Analysis of 3 Year Post Marketing Surveillance of Eculizumab in Japan

Introduction: Paroxysmal nocturnal hemoglobinuria (PNH) is a disease characterized by chronic complement-mediated hemolysis, leading to life-threatening events, such as thromboembolism (TE) and chronic kidney disease (CKD), and devastated quality of life (QOL). The terminal complement inhibitor eculizumab (ECU) was approved in Japan in 2010 under the indication to suppress hemolysis in PNH. We comprehensively report as post marketing surveillance (PMS) on the efficacy and safety of ECU administered from June 2010 to March 2013　in Japanese patients with PNH. In spite of complete blocking hemolysis, the degree of improvement of anemia by ECU treatment varies patient by patient. Analyzing the data of PMS, we investigated if patient characteristics, such as LDH, bone marrow function and renal function, can affect anemia in PNH patients treated with ECU.

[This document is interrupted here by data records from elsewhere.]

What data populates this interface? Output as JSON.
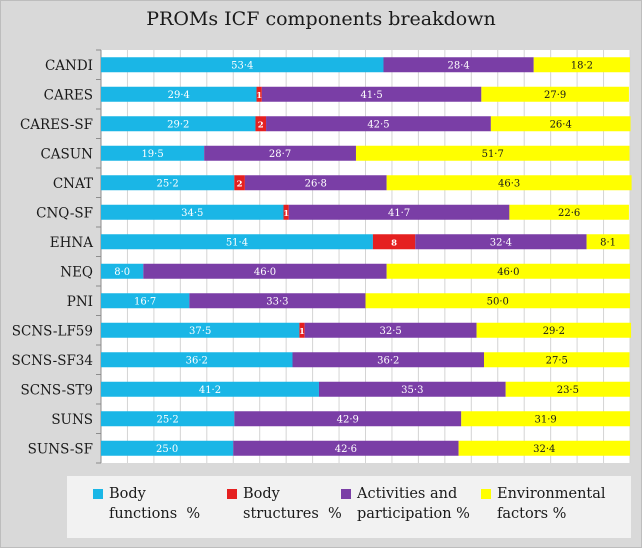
{
  "chart_data": {
    "type": "bar",
    "stacked": true,
    "orientation": "horizontal",
    "title": "PROMs ICF components breakdown",
    "xlim": [
      0,
      100
    ],
    "grid": true,
    "legend_position": "bottom",
    "categories": [
      "CANDI",
      "CARES",
      "CARES-SF",
      "CASUN",
      "CNAT",
      "CNQ-SF",
      "EHNA",
      "NEQ",
      "PNI",
      "SCNS-LF59",
      "SCNS-SF34",
      "SCNS-ST9",
      "SUNS",
      "SUNS-SF"
    ],
    "series": [
      {
        "name": "Body functions %",
        "color": "#1ab6e6",
        "values": [
          53.4,
          29.4,
          29.2,
          19.5,
          25.2,
          34.5,
          51.4,
          8.0,
          16.7,
          37.5,
          36.2,
          41.2,
          25.2,
          25.0
        ],
        "labels": [
          "53·4",
          "29·4",
          "29·2",
          "19·5",
          "25·2",
          "34·5",
          "51·4",
          "8·0",
          "16·7",
          "37·5",
          "36·2",
          "41·2",
          "25·2",
          "25·0"
        ]
      },
      {
        "name": "Body structures %",
        "color": "#e52020",
        "values": [
          0,
          1,
          2,
          0,
          2,
          1,
          8,
          0,
          0,
          1,
          0,
          0,
          0,
          0
        ],
        "labels": [
          "",
          "1",
          "2",
          "",
          "2",
          "1",
          "8",
          "",
          "",
          "1",
          "",
          "",
          "",
          ""
        ]
      },
      {
        "name": "Activities and participation %",
        "color": "#7a3ea6",
        "values": [
          28.4,
          41.5,
          42.5,
          28.7,
          26.8,
          41.7,
          32.4,
          46.0,
          33.3,
          32.5,
          36.2,
          35.3,
          42.9,
          42.6
        ],
        "labels": [
          "28·4",
          "41·5",
          "42·5",
          "28·7",
          "26·8",
          "41·7",
          "32·4",
          "46·0",
          "33·3",
          "32·5",
          "36·2",
          "35·3",
          "42·9",
          "42·6"
        ]
      },
      {
        "name": "Environmental factors %",
        "color": "#ffff00",
        "values": [
          18.2,
          27.9,
          26.4,
          51.7,
          46.3,
          22.6,
          8.1,
          46.0,
          50.0,
          29.2,
          27.5,
          23.5,
          31.9,
          32.4
        ],
        "labels": [
          "18·2",
          "27·9",
          "26·4",
          "51·7",
          "46·3",
          "22·6",
          "8·1",
          "46·0",
          "50·0",
          "29·2",
          "27·5",
          "23·5",
          "31·9",
          "32·4"
        ]
      }
    ]
  },
  "legend": [
    {
      "label": "Body\nfunctions  %",
      "color": "#1ab6e6"
    },
    {
      "label": "Body\nstructures  %",
      "color": "#e52020"
    },
    {
      "label": "Activities and\nparticipation %",
      "color": "#7a3ea6"
    },
    {
      "label": "Environmental\nfactors %",
      "color": "#ffff00"
    }
  ]
}
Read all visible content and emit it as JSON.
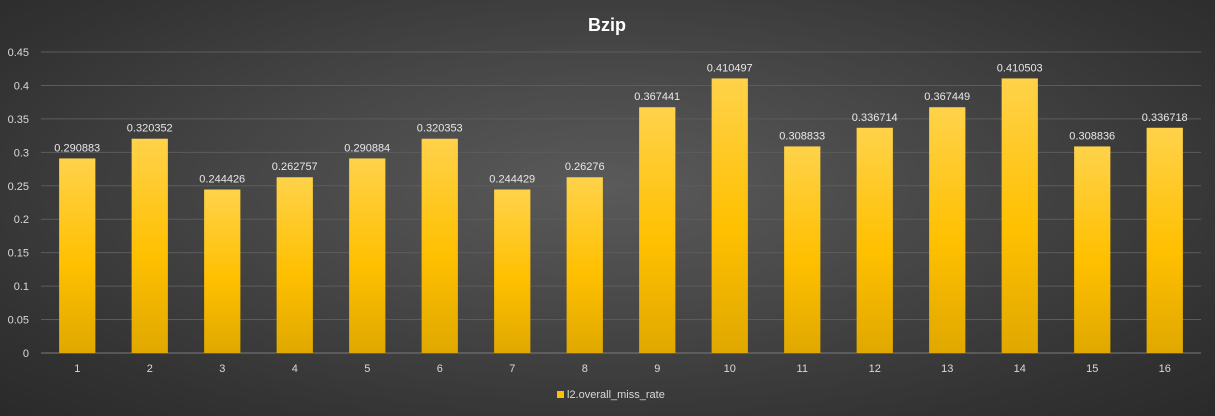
{
  "chart_data": {
    "type": "bar",
    "title": "Bzip",
    "xlabel": "",
    "ylabel": "",
    "categories": [
      "1",
      "2",
      "3",
      "4",
      "5",
      "6",
      "7",
      "8",
      "9",
      "10",
      "11",
      "12",
      "13",
      "14",
      "15",
      "16"
    ],
    "series": [
      {
        "name": "l2.overall_miss_rate",
        "values": [
          0.290883,
          0.320352,
          0.244426,
          0.262757,
          0.290884,
          0.320353,
          0.244429,
          0.26276,
          0.367441,
          0.410497,
          0.308833,
          0.336714,
          0.367449,
          0.410503,
          0.308836,
          0.336718
        ],
        "labels": [
          "0.290883",
          "0.320352",
          "0.244426",
          "0.262757",
          "0.290884",
          "0.320353",
          "0.244429",
          "0.26276",
          "0.367441",
          "0.410497",
          "0.308833",
          "0.336714",
          "0.367449",
          "0.410503",
          "0.308836",
          "0.336718"
        ]
      }
    ],
    "ylim": [
      0,
      0.45
    ],
    "yticks": [
      "0",
      "0.05",
      "0.1",
      "0.15",
      "0.2",
      "0.25",
      "0.3",
      "0.35",
      "0.4",
      "0.45"
    ],
    "grid": true,
    "legend_position": "bottom",
    "colors": {
      "bar_top": "#ffd24a",
      "bar_mid": "#ffc000",
      "bar_bottom": "#e0a800",
      "grid": "#5c5c5c",
      "axis": "#7a7a7a",
      "legend_marker": "#ffc000"
    }
  }
}
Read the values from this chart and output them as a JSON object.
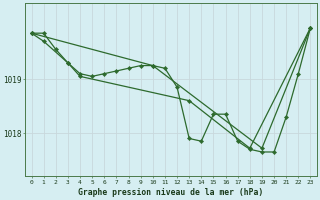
{
  "xlabel": "Graphe pression niveau de la mer (hPa)",
  "background_color": "#d6eef2",
  "line_color": "#2d6a2d",
  "grid_color": "#c8d8dc",
  "hours": [
    0,
    1,
    2,
    3,
    4,
    5,
    6,
    7,
    8,
    9,
    10,
    11,
    12,
    13,
    14,
    15,
    16,
    17,
    18,
    19,
    20,
    21,
    22,
    23
  ],
  "series1": [
    1019.85,
    1019.85,
    1019.55,
    1019.3,
    1019.1,
    1019.05,
    1019.1,
    1019.15,
    1019.2,
    1019.25,
    1019.25,
    1019.2,
    1018.85,
    1017.9,
    1017.85,
    1018.35,
    1018.35,
    1017.85,
    1017.7,
    1017.65,
    1017.65,
    1018.3,
    1019.1,
    1019.95
  ],
  "series2": [
    1019.85,
    1019.7,
    null,
    1019.3,
    1019.05,
    null,
    null,
    null,
    null,
    null,
    null,
    null,
    null,
    1018.6,
    null,
    null,
    null,
    null,
    1017.72,
    null,
    null,
    null,
    null,
    1019.95
  ],
  "series3": [
    1019.85,
    null,
    null,
    null,
    null,
    null,
    null,
    null,
    null,
    null,
    1019.25,
    null,
    null,
    null,
    null,
    null,
    null,
    null,
    null,
    1017.72,
    null,
    null,
    null,
    1019.95
  ],
  "ylim_min": 1017.2,
  "ylim_max": 1020.4,
  "ytick_positions": [
    1018.0,
    1019.0
  ],
  "ytick_labels": [
    "1018",
    "1019"
  ],
  "figwidth": 3.2,
  "figheight": 2.0,
  "dpi": 100
}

Methods: The PMS data of 242 patients were used for demographics and safety assessment. Of 242, 144 patients with ECU treatment at least for 1 year were analyzed for efficacy evaluation. We used platelet (PLT) count as a marker of bone marrow function and divided it into three groups, <88 (Low), 88-155 (Mid) and ≧155 x10⁹/L (High). We also utilized CKD stage calculated by estimated GFR (eGFR) which is widely accepted as a renal function classification, eGFR <60 (CKD stage 3-5), 60-90 (CKD stage 2) and ≧90 mL/min/1.73m² (CKD stage 0/1), according to Japanese CKD guideline.

Results: In Japan LDH>1000 IU/L is commonly considered as ECU applicable severe PNH patients, but this was not correlated with other markers related to PNH severity. 41.2% of patients who started ECU had eGFR <60 mL/min/1.73m², CKD stage 3-5. The prevalence of CKD stage 3-5 in PNH population was much higher than that of the normal Japanese population, especially in PNH patients over 65 years old. ECU treatment dramatically and quickly reduced the serum level of LDH, and 18-month (median)-teatment with ECU increased hemoglobin level by 1.9 g/dL, reduced annual transfusion units by half, made 55.3% of transfusion-dependent patients transfusion-independent, improved one CKD stage in 29% of the patients with CKD stage 3-5 and made 14% returned to CKD stage 2. Side effects of all grades associated with ECU were reported in 36.8% of patients and severe ones were observed in 8.3%, which include 10 infectious events in 8 patients. 18-month-treatment with ECU increased hemoglobin (Hb) level by 1.2 g/dL in the Low-PLT, 1.5 g/dL (p<0.001) in the Mid-PLT and 2.9 g/dL (p<0.001) in the High-PLT group and reduced annual RBC transfusion (TF) unit 21.6→11.3 (p=0.002), 11.0→7.0 and 10.0→1.1 (p<0.001), respectively. ECU augmented Hb level by 2.4 g/dL (p<0.001) in CKD stage 0/1, 2.3 g/dL (p<0.001) in CKD stage 2 and 1.1 g/dL (p=0.022) in CKD stage 3-5 and decreased annual TF units 13.4→2.9 (p<0.001), 11.5→3.3 (p=0001) and 16.5→10.4 (p=0.036), respectively.

Conclusion: ECU treatment for 18 months reduced hemolysis and improved anemia, renal function and QOL. It is concluded that ECU is safe and well tolerated.

Anemia in PNH would be caused not only by hemolysis but also modified by bone marrow as well as renal function.